TS: How have you healed through writing?


LP: I always say that writing has saved my life and people think I’m corny when I say that. But I truly believe that it did. Not just the act of writing but being able to be part of a community and network of people who believed me. In being a survivor and leaving that abusive place, having the opportunity to write my own story down and have my narrative be affirmed by people when others hadn’t believed me or gaslighted me, was one of the most powerful experiences of my life. Sometimes hurt and violence happens and I will try to write poetry about it and it doesn’t always fix everything, or it’s not sufficient, or I need more time, then I can write about it. But if I can’t write about it right away or I’m not ready to, then I can go to people that I’ve met through poetry and through those communities that can help me.

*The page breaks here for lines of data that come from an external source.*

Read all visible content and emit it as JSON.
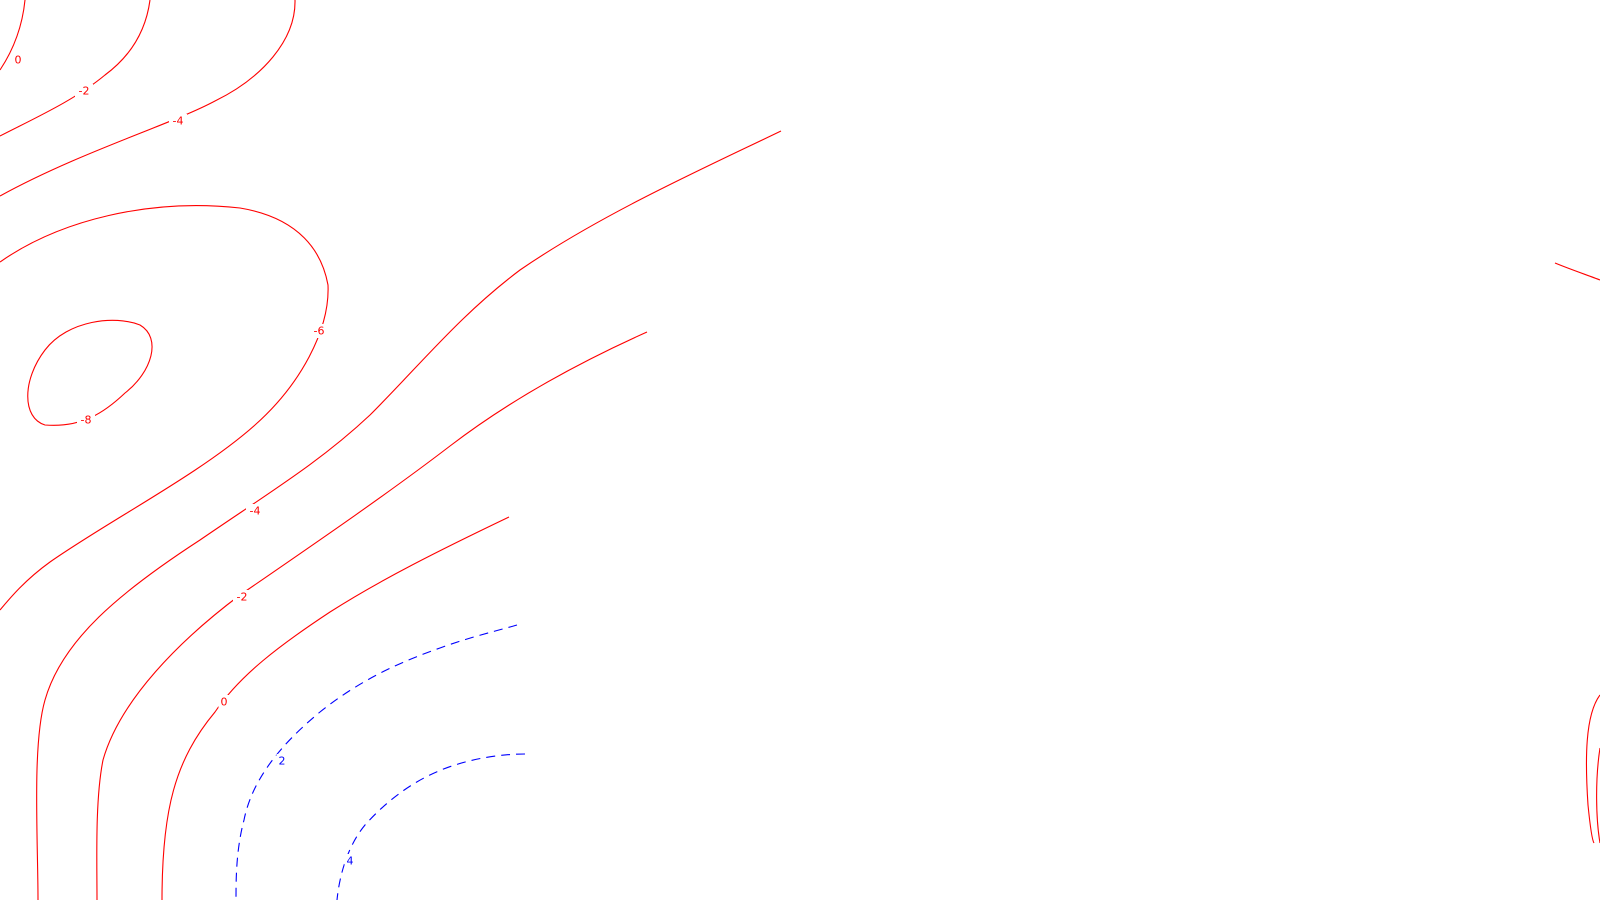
{
  "map": {
    "colors": {
      "negative": "#ff0000",
      "positive": "#0000ff",
      "background": "#ffffff"
    },
    "contours": [
      {
        "id": "neg-upper-0",
        "value": 0,
        "sign": "negative",
        "label": "0"
      },
      {
        "id": "neg-upper-2",
        "value": -2,
        "sign": "negative",
        "label": "-2"
      },
      {
        "id": "neg-upper-4",
        "value": -4,
        "sign": "negative",
        "label": "-4"
      },
      {
        "id": "neg-6",
        "value": -6,
        "sign": "negative",
        "label": "-6"
      },
      {
        "id": "neg-8",
        "value": -8,
        "sign": "negative",
        "label": "-8"
      },
      {
        "id": "neg-lower-4",
        "value": -4,
        "sign": "negative",
        "label": "-4"
      },
      {
        "id": "neg-lower-2",
        "value": -2,
        "sign": "negative",
        "label": "-2"
      },
      {
        "id": "neg-lower-0",
        "value": 0,
        "sign": "negative",
        "label": "0"
      },
      {
        "id": "pos-2",
        "value": 2,
        "sign": "positive",
        "label": "2"
      },
      {
        "id": "pos-4",
        "value": 4,
        "sign": "positive",
        "label": "4"
      },
      {
        "id": "neg-right-top",
        "value": null,
        "sign": "negative",
        "label": ""
      },
      {
        "id": "neg-right-bottom",
        "value": null,
        "sign": "negative",
        "label": ""
      }
    ]
  }
}
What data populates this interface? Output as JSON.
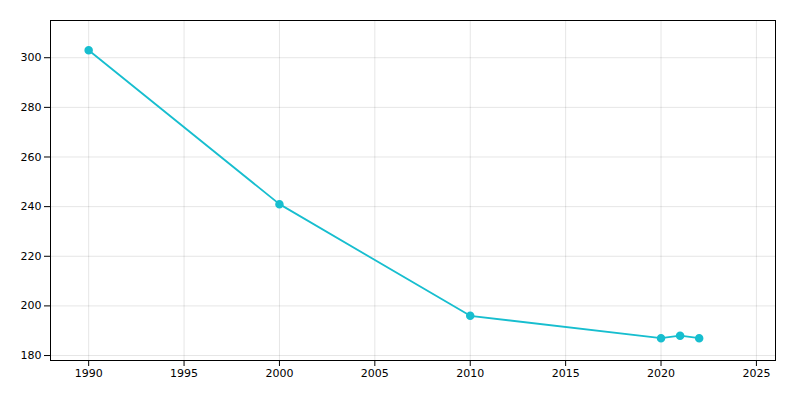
{
  "chart_data": {
    "type": "line",
    "x": [
      1990,
      2000,
      2010,
      2020,
      2021,
      2022
    ],
    "values": [
      303,
      241,
      196,
      187,
      188,
      187
    ],
    "color": "#17becf",
    "marker": "circle",
    "xlim": [
      1988,
      2026
    ],
    "ylim": [
      178,
      315
    ],
    "xticks": [
      1990,
      1995,
      2000,
      2005,
      2010,
      2015,
      2020,
      2025
    ],
    "yticks": [
      180,
      200,
      220,
      240,
      260,
      280,
      300
    ],
    "grid": true
  }
}
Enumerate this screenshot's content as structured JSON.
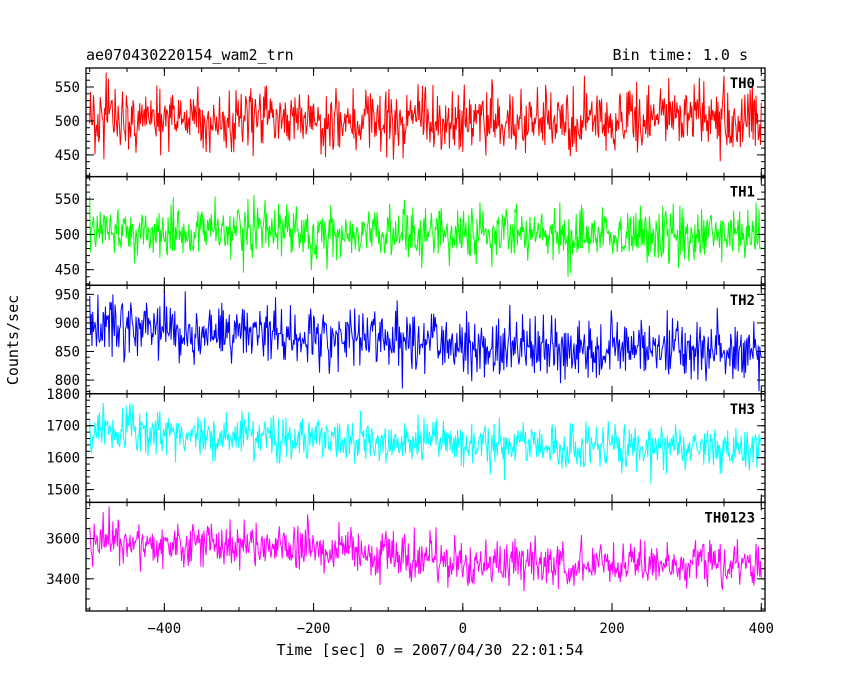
{
  "chart_data": {
    "type": "line",
    "title": "ae070430220154_wam2_trn",
    "subtitle": "Bin time: 1.0 s",
    "xlabel": "Time [sec] 0 = 2007/04/30 22:01:54",
    "ylabel": "Counts/sec",
    "xlim": [
      -505,
      405
    ],
    "xticks": [
      -400,
      -200,
      0,
      200,
      400
    ],
    "bin_time_s": 1.0,
    "series": [
      {
        "name": "TH0",
        "color": "#ff0000",
        "ylim": [
          418,
          578
        ],
        "yticks": [
          450,
          500,
          550
        ],
        "mean_points": [
          [
            -500,
            505
          ],
          [
            -250,
            500
          ],
          [
            0,
            500
          ],
          [
            200,
            498
          ],
          [
            400,
            505
          ]
        ],
        "noise_amplitude": 32
      },
      {
        "name": "TH1",
        "color": "#00ff00",
        "ylim": [
          428,
          582
        ],
        "yticks": [
          450,
          500,
          550
        ],
        "mean_points": [
          [
            -500,
            505
          ],
          [
            -250,
            503
          ],
          [
            0,
            500
          ],
          [
            200,
            500
          ],
          [
            400,
            500
          ]
        ],
        "noise_amplitude": 26
      },
      {
        "name": "TH2",
        "color": "#0000ff",
        "ylim": [
          776,
          966
        ],
        "yticks": [
          800,
          850,
          900,
          950
        ],
        "mean_points": [
          [
            -500,
            895
          ],
          [
            -300,
            880
          ],
          [
            -100,
            870
          ],
          [
            0,
            860
          ],
          [
            200,
            855
          ],
          [
            400,
            850
          ]
        ],
        "noise_amplitude": 35
      },
      {
        "name": "TH3",
        "color": "#00ffff",
        "ylim": [
          1460,
          1800
        ],
        "yticks": [
          1500,
          1600,
          1700,
          1800
        ],
        "mean_points": [
          [
            -500,
            1690
          ],
          [
            -300,
            1665
          ],
          [
            -100,
            1650
          ],
          [
            0,
            1640
          ],
          [
            200,
            1640
          ],
          [
            400,
            1630
          ]
        ],
        "noise_amplitude": 48
      },
      {
        "name": "TH0123",
        "color": "#ff00ff",
        "ylim": [
          3240,
          3780
        ],
        "yticks": [
          3400,
          3600
        ],
        "mean_points": [
          [
            -500,
            3590
          ],
          [
            -300,
            3560
          ],
          [
            -100,
            3520
          ],
          [
            0,
            3480
          ],
          [
            200,
            3470
          ],
          [
            400,
            3470
          ]
        ],
        "noise_amplitude": 75
      }
    ]
  }
}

Poetry for me is also being part of those communities and healing with people who go through similar and different experiences.


TS: Name the poet that impacts you the most, or a poem that has impacted you.


LP: There is this poem that I talk about a lot, it’s by Cam Awkward-Rich, he’s an incredible Black trans poet. It’s called “I Think Door and There Is” and it’s very short, like a stanza. But it’s a poem that imagines a door and this person opens it. It imagines a different world where there is no hurt or violence or harassment. I like thinking of poetry as a way to imagine new ways of living and being, of better worlds and conditions than the ones we’re living in now. That can also be a way of healing: dreaming. I read that poem and it was so short but it really spoke to me and I think about it almost everyday. I know I have poems that deal with trauma and aren’t positive and happy which is fine, but it’s important for me to have writing that is imagining something better for us and that poem was a good model for me.


TS: Tell me a little about the poem you sent me: when you wrote it, why you wrote it?


LP: I struggled with writing that poem for a long time. It’s about choosing a name and then still having the history and legacy of a birth name as a trans person. A lot of what I’m trying to celebrate is growth and resilience and I really like metaphors about nature though I know it can get corny so I try not to make it too corny. I have always gravitated toward that kind of imagery especially when I was going through difficult times, with the idea of a spring and regrowth after destruction. Taking a lot of those messages as I was choosing a name for myself and figure out how to do that with my family, who saw it as a betrayal and “they don’t know who I am anymore”.


TS: What’s the significance of the lyrics at the top of the poem?


LP: I really like the artist Mitski, she is Asian American. I remember when I heard that song for the first time I felt like it punched me in the gut, and I’m dramatic like that. I was trying to think of names to choose for myself so I ended up just chopping a part of my name. I was thinking about the imagery of chopping and if you type out Lin in any Chinese dictionary, it’ll come up with the word for forest so I felt like the imagery of chopping and forest in that song just came to my mind. I used that song as an inspiration for the forest fire metaphor, and as a tool for understanding how I navigate this time in my life.

 

Review + Analysis of "kait/lin"

by: Tanairi Sorrentini


This poem was so moving and powerful, as it featured their narrative of navigating the transition between their given name to their chosen name. Lin moves through this poem in a beautiful way where they “pulled the girl out by the roots” and burn the name “Kaitlin” in order to reemerge as Lin, a cycle reminiscent of the mythological phoenix. The rebirth of Lin throughout the poem is supported by an incorporation of Cantonese and the overarching presence of their mother, who they seem to seek some reconciliation or common ground with. The poem seamlessly balances images of burning, forests and language, creating a statement of reclaiming identity.